Она сказала, что ее звать Полиной. Лет ей было примерно столько же, сколько и мне. Мы шли по ночному городу, и она рассказывала мне о своей жизни — о жизни Дюймовочки, навсегда заблудившейся в мире бессердечных великанов. Я ее слушал, не перебивая. А для чего мне было ее перебивать? Все ее беды, по сути, были также и моими бедами — с той лишь разницей, что я худо-бедно мог зарабатывать себе на хлеб, мог при желании за себя постоять… Ей же все это делать было во много раз сложнее…

Мы пробродили по городу до утра, а утром я снял для Полины комнатку у одной моей знакомой старухи по прозвищу Семеновна. Впрочем, я выразился неточно: эту комнатку я снял для нас двоих. Мы с Полиной не объяснялись друг дружке в любви, не делали один одному никаких предложений и не давали никаких взаимных заверений. Нам все было понятно без слов: в этом мире, наполненном бессердечными великанами, я, карлик, и она, лилипутица, должны быть рядом. Вот и все, и больше я ничего никому не скажу, несмотря на то, что пишу явку с повинной и что мне ее рекомендовали писать как можно подробнее и искреннее…

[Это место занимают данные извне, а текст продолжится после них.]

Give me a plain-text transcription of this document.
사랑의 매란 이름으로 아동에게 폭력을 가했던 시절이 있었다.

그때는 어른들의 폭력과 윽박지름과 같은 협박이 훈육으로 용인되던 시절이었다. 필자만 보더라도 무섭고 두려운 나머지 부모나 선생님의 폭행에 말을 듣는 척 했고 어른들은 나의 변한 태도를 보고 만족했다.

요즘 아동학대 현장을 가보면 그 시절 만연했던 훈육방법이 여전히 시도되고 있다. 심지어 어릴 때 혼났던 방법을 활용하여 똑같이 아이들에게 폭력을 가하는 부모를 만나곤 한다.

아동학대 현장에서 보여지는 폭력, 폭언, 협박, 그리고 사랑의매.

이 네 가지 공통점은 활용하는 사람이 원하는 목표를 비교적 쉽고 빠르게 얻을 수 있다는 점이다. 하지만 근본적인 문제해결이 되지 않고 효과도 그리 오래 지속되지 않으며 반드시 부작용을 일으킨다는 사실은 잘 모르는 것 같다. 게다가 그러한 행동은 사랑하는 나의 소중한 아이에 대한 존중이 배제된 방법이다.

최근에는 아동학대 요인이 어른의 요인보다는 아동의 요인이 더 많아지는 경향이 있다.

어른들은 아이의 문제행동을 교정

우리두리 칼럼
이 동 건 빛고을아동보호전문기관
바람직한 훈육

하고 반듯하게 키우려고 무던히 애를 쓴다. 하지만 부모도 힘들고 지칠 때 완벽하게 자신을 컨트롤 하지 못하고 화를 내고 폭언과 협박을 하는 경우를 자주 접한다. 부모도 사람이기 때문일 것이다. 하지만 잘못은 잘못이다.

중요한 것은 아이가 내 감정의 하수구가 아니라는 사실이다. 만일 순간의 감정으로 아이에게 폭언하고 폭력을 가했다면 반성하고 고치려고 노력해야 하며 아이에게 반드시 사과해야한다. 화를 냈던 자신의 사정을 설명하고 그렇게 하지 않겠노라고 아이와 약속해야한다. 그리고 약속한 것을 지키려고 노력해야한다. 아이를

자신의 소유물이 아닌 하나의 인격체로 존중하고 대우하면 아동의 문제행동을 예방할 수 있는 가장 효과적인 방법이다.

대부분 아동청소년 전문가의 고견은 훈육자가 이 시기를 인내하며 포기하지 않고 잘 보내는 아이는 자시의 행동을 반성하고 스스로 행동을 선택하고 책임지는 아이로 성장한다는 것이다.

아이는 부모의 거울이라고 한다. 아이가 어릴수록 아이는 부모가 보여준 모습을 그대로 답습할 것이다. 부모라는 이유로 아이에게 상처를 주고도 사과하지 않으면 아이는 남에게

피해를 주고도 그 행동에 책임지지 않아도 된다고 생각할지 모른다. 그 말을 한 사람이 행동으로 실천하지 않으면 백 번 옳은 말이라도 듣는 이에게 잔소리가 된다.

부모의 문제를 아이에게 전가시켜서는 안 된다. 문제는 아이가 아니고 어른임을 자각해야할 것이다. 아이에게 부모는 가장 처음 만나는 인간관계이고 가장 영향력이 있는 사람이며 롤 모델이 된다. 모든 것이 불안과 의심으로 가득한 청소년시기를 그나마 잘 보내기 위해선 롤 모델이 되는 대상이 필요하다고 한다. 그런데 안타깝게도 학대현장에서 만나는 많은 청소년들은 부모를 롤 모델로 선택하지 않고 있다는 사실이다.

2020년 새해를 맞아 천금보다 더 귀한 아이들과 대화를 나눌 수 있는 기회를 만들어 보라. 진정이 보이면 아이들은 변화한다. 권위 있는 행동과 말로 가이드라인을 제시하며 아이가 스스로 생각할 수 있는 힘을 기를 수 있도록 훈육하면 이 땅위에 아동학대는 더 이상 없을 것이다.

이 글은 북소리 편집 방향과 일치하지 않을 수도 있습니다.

Я ее звал Полюшкой и Феюшкой, а она меня Добрым Волшебником. За весь тот неполный год, который мы прожили вместе, мы не сказали друг дружке ни единого бранного слова. По утрам мы просыпались, пили чай, затем я отправлялся на заработки, а моя Феюшка готовила обед и ждала меня домой. Ах, какое же это, оказывается, замечательное чувство — знать, что тебя ждут, а ждут потому, что любят! Наша домохозяйка старуха Семеновна, несмотря на то, что была личностью запойной и довольно-таки склочной, нам особенно не мешала, и мы с Феюшкой вполне были уверены, что счастливы. Единственное, что омрачало наше счастье, — у нас не могло быть своих детей: у лилипутов детей не бывает, да, наверно, и у карликов тоже… Впрочем, моя Феюшка все же надеялась, что когда-нибудь дети у нас непременно будут. «Мы, — говорила мне Феюшка, — пойдем с тобой в церковь, зажжем свечи, упадем на колени и попросим у Бога, чтобы Он даровал нам ребеночка. Бог добрый, он обязательно нам поможет!» Мы с Полюшкой собирались сходить в церковь, да так и не успели…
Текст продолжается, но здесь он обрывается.